I'm sorry that these facts are inconvenient to you, but you'll just have to deal with that.

Careless said...

$8,000 a month is absolute peanuts for chemo compared to some. I believe my mother cracked seven figures with her leukemia treatments.

Irene said...

The view from the Telegraph.

Ritmo Re-Animated said...

I'm sorry that these facts are inconvenient to you, but you'll just have to deal with that.

I hate to inconvenience your politicking, but when was the last amendment to the FDC that substantially changed the way drugs are approved in this country and how did it do so?

Whatever you were responding to, it wasn't what I wrote.

The fact is, you don't seem to know enough about science to understand the basis by which apolitical judgments regarding the safety and efficacy of human medications are made.

That's a kind of judgment I can see the Republicans meddling with, but not the left. Maybe that's worth worrying about once the paranoid dystopian dream sequence that Randians and Republicans fantasize about comes to pass. But not before.

Once again, I invite you to show me how ODAC's pronouncement re: Avastin was political and not grounded in science. Debate the science with me all you want. If you dare.

But why do that when you can just make a hypothetical political point and are partial to the party that has lost any sense of principles, restraint or respect for empiric judgment?

Read your history. There's a reason the agencies were created: The executive branch needs to delegate routine responsibilities to organizations with the autonomy to act in a specified area of expertise.

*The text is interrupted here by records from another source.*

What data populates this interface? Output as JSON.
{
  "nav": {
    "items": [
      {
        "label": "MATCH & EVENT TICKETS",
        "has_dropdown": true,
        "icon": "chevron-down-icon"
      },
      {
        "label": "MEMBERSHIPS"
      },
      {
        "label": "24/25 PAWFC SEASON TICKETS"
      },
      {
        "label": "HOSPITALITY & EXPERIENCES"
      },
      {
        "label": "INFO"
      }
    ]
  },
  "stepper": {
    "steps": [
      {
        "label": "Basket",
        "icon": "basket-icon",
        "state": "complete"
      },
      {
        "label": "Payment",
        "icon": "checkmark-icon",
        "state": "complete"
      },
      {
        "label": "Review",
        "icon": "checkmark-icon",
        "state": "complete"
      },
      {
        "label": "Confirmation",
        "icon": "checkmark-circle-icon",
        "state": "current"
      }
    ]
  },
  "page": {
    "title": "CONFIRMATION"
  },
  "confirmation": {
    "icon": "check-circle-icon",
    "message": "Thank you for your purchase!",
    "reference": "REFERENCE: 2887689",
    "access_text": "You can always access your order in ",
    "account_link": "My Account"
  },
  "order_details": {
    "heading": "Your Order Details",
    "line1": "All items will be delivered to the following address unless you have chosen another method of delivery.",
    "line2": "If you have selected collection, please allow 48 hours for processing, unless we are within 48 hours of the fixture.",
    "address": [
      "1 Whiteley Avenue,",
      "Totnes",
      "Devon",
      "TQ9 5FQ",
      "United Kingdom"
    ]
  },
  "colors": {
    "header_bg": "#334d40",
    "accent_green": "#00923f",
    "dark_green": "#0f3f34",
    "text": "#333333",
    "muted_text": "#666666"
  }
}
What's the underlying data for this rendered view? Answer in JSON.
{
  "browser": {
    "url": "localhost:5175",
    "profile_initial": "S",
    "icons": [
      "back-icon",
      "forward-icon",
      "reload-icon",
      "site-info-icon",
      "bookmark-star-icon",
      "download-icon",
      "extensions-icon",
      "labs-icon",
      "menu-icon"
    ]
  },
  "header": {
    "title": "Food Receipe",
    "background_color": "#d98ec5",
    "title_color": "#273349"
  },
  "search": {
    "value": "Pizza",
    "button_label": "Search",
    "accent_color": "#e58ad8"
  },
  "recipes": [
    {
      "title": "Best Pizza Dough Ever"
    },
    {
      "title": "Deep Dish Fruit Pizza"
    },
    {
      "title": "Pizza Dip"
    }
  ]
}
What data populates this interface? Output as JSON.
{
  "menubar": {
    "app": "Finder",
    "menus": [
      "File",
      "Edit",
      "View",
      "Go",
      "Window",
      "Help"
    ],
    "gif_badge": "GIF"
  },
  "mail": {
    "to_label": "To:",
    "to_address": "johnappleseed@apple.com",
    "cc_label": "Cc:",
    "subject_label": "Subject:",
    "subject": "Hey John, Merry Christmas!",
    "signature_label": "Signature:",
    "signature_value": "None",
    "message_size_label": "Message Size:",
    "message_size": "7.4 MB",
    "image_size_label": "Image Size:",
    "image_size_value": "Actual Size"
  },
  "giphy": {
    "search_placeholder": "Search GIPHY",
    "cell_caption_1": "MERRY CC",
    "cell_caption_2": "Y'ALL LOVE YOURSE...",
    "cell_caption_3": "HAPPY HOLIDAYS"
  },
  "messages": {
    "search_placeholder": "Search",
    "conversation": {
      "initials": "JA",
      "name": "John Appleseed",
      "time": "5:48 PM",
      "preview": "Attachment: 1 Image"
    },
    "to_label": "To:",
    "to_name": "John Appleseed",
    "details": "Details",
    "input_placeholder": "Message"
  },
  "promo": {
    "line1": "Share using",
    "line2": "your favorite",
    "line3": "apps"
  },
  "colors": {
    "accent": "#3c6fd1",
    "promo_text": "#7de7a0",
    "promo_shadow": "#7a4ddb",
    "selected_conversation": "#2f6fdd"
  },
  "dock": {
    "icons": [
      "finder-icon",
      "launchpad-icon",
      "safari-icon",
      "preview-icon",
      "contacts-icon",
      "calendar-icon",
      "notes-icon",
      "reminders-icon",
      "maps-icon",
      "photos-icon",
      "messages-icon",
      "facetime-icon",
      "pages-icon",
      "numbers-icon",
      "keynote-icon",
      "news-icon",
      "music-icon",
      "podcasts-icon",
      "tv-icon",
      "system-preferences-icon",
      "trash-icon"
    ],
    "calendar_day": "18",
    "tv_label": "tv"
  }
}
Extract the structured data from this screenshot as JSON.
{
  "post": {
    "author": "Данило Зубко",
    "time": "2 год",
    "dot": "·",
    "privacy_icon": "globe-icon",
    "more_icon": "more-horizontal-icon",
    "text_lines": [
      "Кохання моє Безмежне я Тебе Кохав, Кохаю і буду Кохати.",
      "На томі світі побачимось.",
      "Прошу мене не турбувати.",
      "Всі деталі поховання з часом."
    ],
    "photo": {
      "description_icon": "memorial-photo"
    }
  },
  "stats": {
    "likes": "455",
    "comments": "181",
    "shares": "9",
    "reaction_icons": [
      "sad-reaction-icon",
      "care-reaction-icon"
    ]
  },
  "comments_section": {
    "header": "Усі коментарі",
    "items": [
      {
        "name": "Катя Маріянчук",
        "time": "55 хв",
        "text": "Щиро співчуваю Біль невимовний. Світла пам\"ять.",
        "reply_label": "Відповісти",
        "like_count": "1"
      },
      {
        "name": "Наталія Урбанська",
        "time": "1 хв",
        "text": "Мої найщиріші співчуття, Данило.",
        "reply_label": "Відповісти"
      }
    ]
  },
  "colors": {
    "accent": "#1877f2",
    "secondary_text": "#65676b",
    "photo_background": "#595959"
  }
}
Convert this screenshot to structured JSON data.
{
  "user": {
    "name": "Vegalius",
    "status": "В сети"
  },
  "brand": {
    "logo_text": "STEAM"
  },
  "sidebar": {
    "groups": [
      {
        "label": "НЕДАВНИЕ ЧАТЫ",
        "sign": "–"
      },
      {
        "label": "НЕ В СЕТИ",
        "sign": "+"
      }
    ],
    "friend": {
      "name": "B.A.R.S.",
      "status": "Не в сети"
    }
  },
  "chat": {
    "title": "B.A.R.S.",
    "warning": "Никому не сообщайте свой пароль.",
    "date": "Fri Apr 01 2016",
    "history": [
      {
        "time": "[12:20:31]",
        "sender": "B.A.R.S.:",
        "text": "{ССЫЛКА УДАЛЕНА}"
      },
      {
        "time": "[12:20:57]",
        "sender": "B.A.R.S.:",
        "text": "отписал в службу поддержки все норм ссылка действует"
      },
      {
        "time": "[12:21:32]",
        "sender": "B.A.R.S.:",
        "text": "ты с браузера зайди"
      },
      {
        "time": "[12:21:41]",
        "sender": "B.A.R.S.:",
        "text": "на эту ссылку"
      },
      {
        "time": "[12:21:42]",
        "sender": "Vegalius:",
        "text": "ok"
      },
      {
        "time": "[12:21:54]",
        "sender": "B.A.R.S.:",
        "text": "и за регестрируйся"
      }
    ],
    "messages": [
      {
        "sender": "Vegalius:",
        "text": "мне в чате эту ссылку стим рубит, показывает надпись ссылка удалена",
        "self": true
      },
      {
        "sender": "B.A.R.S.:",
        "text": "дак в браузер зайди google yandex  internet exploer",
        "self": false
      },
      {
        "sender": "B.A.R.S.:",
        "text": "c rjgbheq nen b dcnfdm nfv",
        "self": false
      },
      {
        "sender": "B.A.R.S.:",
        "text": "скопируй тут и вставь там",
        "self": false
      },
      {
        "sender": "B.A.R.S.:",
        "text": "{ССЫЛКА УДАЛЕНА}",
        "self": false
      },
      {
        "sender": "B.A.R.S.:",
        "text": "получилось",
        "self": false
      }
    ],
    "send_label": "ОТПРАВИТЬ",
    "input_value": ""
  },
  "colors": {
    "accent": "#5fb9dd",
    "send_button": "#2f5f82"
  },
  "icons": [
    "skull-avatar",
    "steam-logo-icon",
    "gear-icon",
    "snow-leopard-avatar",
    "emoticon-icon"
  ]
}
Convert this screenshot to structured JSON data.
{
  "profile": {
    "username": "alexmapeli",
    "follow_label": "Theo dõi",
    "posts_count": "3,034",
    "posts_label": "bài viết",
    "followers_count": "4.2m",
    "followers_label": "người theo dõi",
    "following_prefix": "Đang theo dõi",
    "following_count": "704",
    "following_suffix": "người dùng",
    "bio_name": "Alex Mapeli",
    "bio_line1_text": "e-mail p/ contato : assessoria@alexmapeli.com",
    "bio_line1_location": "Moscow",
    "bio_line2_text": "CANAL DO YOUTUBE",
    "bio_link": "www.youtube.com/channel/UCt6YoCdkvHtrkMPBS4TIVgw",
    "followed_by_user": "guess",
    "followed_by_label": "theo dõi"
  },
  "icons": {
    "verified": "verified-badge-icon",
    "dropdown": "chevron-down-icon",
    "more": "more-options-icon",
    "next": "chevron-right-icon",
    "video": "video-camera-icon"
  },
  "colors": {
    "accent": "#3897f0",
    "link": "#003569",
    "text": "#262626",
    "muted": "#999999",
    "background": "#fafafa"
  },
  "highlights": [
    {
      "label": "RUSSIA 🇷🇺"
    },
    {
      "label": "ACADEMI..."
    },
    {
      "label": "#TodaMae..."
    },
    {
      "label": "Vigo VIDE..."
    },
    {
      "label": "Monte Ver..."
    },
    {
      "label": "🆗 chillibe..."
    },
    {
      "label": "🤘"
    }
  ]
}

There has not been a significant problem with politicizing these agencies, until Bush tried to substantially change the mandate of EPA and perhaps others (even FDA). If anything, I would worry more about the executive branch, not Congress, misusing, meddling with and misdirecting the agencies. But I suppose that would give you a conspiracy scenario that, while more plausible, has even less evidence to support it during this administration.

But it would be a page from your side's book, if it happened.

Jakester said...

Still pedaling your paranoid conspiracy lies? I can understand a barely literate political fool like Palin running her stupid mouth about this, but an alleged intellectual rubber stamping her lie is pretty contemptible. Keep up the good work, ginning up your mental midgets with such nonsense.